- Weimer Township, Minnesota Location within the state of Minnesota Weimer Township, Minnesota Weimer Township, Minnesota (the United States)
- Coordinates: 43°48′10″N 95°17′7″W﻿ / ﻿43.80278°N 95.28528°W
- Country: United States
- State: Minnesota
- County: Jackson

Area
- • Total: 34.9 sq mi (90.4 km^{2})
- • Land: 30.6 sq mi (79.3 km^{2})
- • Water: 4.3 sq mi (11.2 km^{2})
- Elevation: 1,407 ft (429 m)

Population (2000)
- • Total: 196
- • Density: 5.7/sq mi (2.2/km^{2})
- Time zone: UTC-6 (Central (CST))
- • Summer (DST): UTC-5 (CDT)
- FIPS code: 27-69016
- GNIS feature ID: 0665946

= Weimer Township, Jackson County, Minnesota =

Weimer Township is a township in Jackson County, Minnesota, United States. The population was 196 at the 2007 census.

Weimer Township was organized in 1871, and named after Weimar, Germany, the original home of an early settler.

==Geography==
According to the United States Census Bureau, the township has a total area of 34.9 square miles (90.4 km^{2}), of which 30.6 square miles (79.3 km^{2}) is land and 4.3 square miles (11.2 km^{2}) (12.35%) is water.

==Demographics==
As of the census of 2007, there were 196 people, 82 households, and 60 families residing in the township. The population density was 7.6 people per square mile (2.2/km^{2}). There were 89 housing units at an average density of 2.6/sq mi (1.0/km^{2}). Everybody in town is white.

There were 82 households, out of which 34.3% had children under the age of 18 living with them, 73.1% were married couples living together, 3.0% had a female householder with no husband present, and 23.9% were non-families. 22.4% of all households were made up of individuals, and 10.4% had someone living alone who was 65 years of age or older. The average household size was 2.57 and the average family size was 3.00.

Latest Real estate static information released by Niche shows that this city has the median home value of $212,900. Rural ratio of rented houses in this town is about 13% which makes the owned house ratio by 87%.

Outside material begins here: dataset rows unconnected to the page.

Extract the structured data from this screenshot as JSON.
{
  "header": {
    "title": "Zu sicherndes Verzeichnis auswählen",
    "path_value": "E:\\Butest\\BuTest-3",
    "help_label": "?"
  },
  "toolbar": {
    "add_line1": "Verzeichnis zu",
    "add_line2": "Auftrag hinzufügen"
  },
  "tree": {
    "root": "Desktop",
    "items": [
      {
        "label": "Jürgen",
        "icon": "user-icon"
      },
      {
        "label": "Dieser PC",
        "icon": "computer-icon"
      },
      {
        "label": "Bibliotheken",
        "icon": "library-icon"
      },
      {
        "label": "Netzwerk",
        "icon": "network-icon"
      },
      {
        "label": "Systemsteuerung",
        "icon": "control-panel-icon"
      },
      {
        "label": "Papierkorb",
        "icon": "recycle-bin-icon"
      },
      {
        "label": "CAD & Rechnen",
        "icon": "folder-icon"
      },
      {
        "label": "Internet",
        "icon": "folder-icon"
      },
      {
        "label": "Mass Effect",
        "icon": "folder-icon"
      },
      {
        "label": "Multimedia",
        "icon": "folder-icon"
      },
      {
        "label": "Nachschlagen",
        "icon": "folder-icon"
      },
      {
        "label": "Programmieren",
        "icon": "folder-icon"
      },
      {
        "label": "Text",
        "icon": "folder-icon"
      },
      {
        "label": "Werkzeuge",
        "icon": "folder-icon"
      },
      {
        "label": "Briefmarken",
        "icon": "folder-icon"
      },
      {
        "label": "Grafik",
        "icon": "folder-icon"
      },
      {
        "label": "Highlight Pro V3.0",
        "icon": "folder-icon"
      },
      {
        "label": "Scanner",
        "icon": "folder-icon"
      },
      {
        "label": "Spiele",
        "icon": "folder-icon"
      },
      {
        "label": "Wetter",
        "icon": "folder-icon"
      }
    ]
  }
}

In the township the population was spread out, with 25.0% under the age of 18, 5.8% from 18 to 24, 20.9% from 25 to 44, 32.0% from 45 to 64, and 16.3% who were 65 years of age or older. The median age was 44 years. For every 100 males, there were 126.3 females. For every 100 males age 18 and over, there were 115.0 females.

The median income for a household in the township was $31,667, and the median income for a family was $44,167. Females had a median income of $25,625 versus $16,250 for males. The per capita income for the township was $16,587. About 4.2% of families and 4.1% of the population were below the poverty line, including none of those under the age of eighteen and 7.4% of those 65 or over.

==Politics==
Weimer Township is located in Minnesota's 1st congressional district, represented by Brad Finstad (and formerly represented by Mankato educator Tim Walz, a Democrat). At the state level, Weimer Township is located in Senate District 22, represented by Republican Doug Magnus, and in House District 22C, represented by RepubIican Rod Hamilton.